Lyle looked up. There were tears in his wife’s blue eyes.

“Is it not beautiful, Ethel?” he said. “There is the true ring of martial poesy about every line that Walter writes.”

“Yes,” said Ethel, with a sigh, “it is beautiful; but oh, dear Arnold! I wish you were not quite so fond of warlike verses.”

“Ethel, I am a soldier.”

“Yes, poor boy, and must soon go away to the wars again. I cannot bear to think of it, Arnold. When last you were gone, how slowly went the time. The days and weeks and months seemed interminable. I do not wish to think of it. Let us be happy while we may. Put away that book.”

Lyle did as he was told. He took one of his wife’s fair tresses in his hand and kissed it, and looked into her face with a fond smile.

Man and wife – but lovers yet.

“Heigho!” he said, getting up and pulling aside the heavy crimson curtains to look out, “heigho! these partings must come. It must be sad sometimes to be a soldier’s wife.”

“It would be less sad, Arnold, if I could share your wanderings.”

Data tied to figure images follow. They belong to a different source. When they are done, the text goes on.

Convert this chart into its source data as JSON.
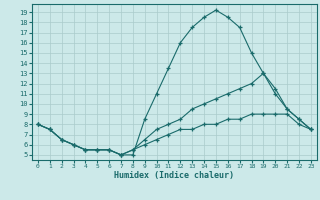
{
  "xlabel": "Humidex (Indice chaleur)",
  "bg_color": "#cce9e9",
  "line_color": "#1a6b6b",
  "grid_color": "#aacccc",
  "xlim": [
    -0.5,
    23.5
  ],
  "ylim": [
    4.5,
    19.8
  ],
  "yticks": [
    5,
    6,
    7,
    8,
    9,
    10,
    11,
    12,
    13,
    14,
    15,
    16,
    17,
    18,
    19
  ],
  "xticks": [
    0,
    1,
    2,
    3,
    4,
    5,
    6,
    7,
    8,
    9,
    10,
    11,
    12,
    13,
    14,
    15,
    16,
    17,
    18,
    19,
    20,
    21,
    22,
    23
  ],
  "line1_x": [
    0,
    1,
    2,
    3,
    4,
    5,
    6,
    7,
    8,
    9,
    10,
    11,
    12,
    13,
    14,
    15,
    16,
    17,
    18,
    19,
    20,
    21,
    22,
    23
  ],
  "line1_y": [
    8.0,
    7.5,
    6.5,
    6.0,
    5.5,
    5.5,
    5.5,
    5.0,
    5.0,
    8.5,
    11.0,
    13.5,
    16.0,
    17.5,
    18.5,
    19.2,
    18.5,
    17.5,
    15.0,
    13.0,
    11.5,
    9.5,
    8.5,
    7.5
  ],
  "line2_x": [
    0,
    1,
    2,
    3,
    4,
    5,
    6,
    7,
    8,
    9,
    10,
    11,
    12,
    13,
    14,
    15,
    16,
    17,
    18,
    19,
    20,
    21,
    22,
    23
  ],
  "line2_y": [
    8.0,
    7.5,
    6.5,
    6.0,
    5.5,
    5.5,
    5.5,
    5.0,
    5.5,
    6.5,
    7.5,
    8.0,
    8.5,
    9.5,
    10.0,
    10.5,
    11.0,
    11.5,
    12.0,
    13.0,
    11.0,
    9.5,
    8.5,
    7.5
  ],
  "line3_x": [
    0,
    1,
    2,
    3,
    4,
    5,
    6,
    7,
    8,
    9,
    10,
    11,
    12,
    13,
    14,
    15,
    16,
    17,
    18,
    19,
    20,
    21,
    22,
    23
  ],
  "line3_y": [
    8.0,
    7.5,
    6.5,
    6.0,
    5.5,
    5.5,
    5.5,
    5.0,
    5.5,
    6.0,
    6.5,
    7.0,
    7.5,
    7.5,
    8.0,
    8.0,
    8.5,
    8.5,
    9.0,
    9.0,
    9.0,
    9.0,
    8.0,
    7.5
  ]
}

“What, Ethel! you, my tender, too fragile wife? Think what you say, child.”

She let the work that she had resumed drop once more in her lap, and gazed up at him as he bent over the high-backed chair.

“Why not I as well as others?”

“Our children, dear one. My beautiful Effie and bold Leonard.”

“They have your blood and mine in their veins, Arnold. They are wise and they are brave.”

Arnold mused for a little.

“And we,” he said, “have few friends, and hardly a relative living.”

“All the more reason, Arnold, I should be near you, that we should be near each other. No, dear, I have thought of it all, planned it all; and if your colonel will but permit Captain Lyle’s wife to be among the chosen few who accompany their gallant husbands to the seat of war, I shall rejoice, and you may believe me when I say our children shall not be unhappy.”

Captain Lyle put his arm around her, and drew her closer towards him.

“I never refused any request you made, Ethel, and if the colonel, as you say, will but permit, I will not refuse you this.”

“Oh, thank you, Arnold! thank your kind and good unselfish heart. You have indeed taken a load off mine. I feel happy now, I feel younger, Arnold; for truly I was beginning to grow old.”

She laughed a half-hysteric laugh of joy.

“You may read to me now,” she added, re-seating herself in the high-backed chair, “and it can be all about war if you like.”